If you’ve applied for government jobs, even those without security clearance, you’ve filled out some form of suitability determination. Even if you’re not accessing classified information in the scope of your work, the government likes to have some idea of your trustworthiness…and any previous run-ins with drugs, alcohol, firearms and explosives, in particular.
Even if you’re just filling out a job application, lying can pose serious consequences – just ask Terrance Lee King, a Denver man who is facing up to five years in a federal prison and a $250,000 fine for lying on a security-badge application for the Denver International Airport. On a fingerprinting and badging application, King indicated that he had never been convicted of any disqualifying criminal offenses, even though that was clearly not the case.
Investigators have thus far not found any “terrorist motives” – although they have found that King is a pretty big idiot. As this story breaks, King is already serving time in state prison for violating parole on prior convictions for a weapons violation and drug possession, reported Denver’s Channel 7 News.
It’s a good reminder that not all offenses are created equally, and when suitability determinations screen applicants for drug, alcohol and weapons violations, there’s good reason. King’s case seems to be a clear-cut issue of lying to try to get a job, not human error or confusion.
Questions on Clearancejobs.com frequently include whether or not an individual needs to include a specific incident on his or her SF86. And while we rarely advocate for including more information than necessary, if you’ve ever had a run-in with the law, especially one involving weapons, drugs, or alcohol, you’re better to list and mitigate from the get-go than discover months later you were, in fact, arrested that one time in college you barely remember.
When is a job about more than the job? When you have a security clearance or you’re in the military.
Many people have heard the phrase ‘held to a higher standard’ used in conjunction with men and women in uniform.
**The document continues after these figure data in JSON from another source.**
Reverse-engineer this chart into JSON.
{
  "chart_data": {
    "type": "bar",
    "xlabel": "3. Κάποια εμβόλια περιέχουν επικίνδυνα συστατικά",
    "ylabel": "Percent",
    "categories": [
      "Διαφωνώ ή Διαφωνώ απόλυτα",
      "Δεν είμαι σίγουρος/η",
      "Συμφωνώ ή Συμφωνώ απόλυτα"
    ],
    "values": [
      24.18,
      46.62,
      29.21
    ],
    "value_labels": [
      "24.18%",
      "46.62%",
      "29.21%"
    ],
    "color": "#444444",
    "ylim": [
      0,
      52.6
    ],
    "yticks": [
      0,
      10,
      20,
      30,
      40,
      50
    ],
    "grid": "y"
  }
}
It’s not just a reference to a higher moral character or sense of patriotism, its actual military doctrine and protocol, including the Uniform Code of Military Justice and security clearance requirements. The military is just about the only employer these days who will fire you or demote you for having an affair, for instance. Why? Because the prohibition is outlined in UCMJ.
With such clear guidelines known by anyone in uniform, it’s hard to believe stories like this still exist. Last week the story broke of a Navy Commander who had an affair with a 23-year-old he met on a dating site. After the woman told him she was pregnant, the navy officer allegedly faked his own death via email messages. The officer had emails sent which implied an incident had occurred in the scope of his “special operations” military duties and he’d died.
It sounds like a soap opera, but appears to be depressingly real. A Navy press release noted that Ward had been relieved of command due to “lack of confidence” and “allegations of personal misconduct.”
The reality is most security clearance issues are significantly less obvious than this. Will a one-time affair that you disclose to your spouse result in clearance denial? Hardly, and it’s not likely to even come up in the course of an investigation. But incidents such as the one above highlight the need for standards of personal integrity in positions of public trust, especially at the highest clearance levels.
If you’re willing to create a web of lies and pretend to be dead to avoid your problems, what else would you be willing to do? Now, if only all clearance investigations involved incidents this easy to assess.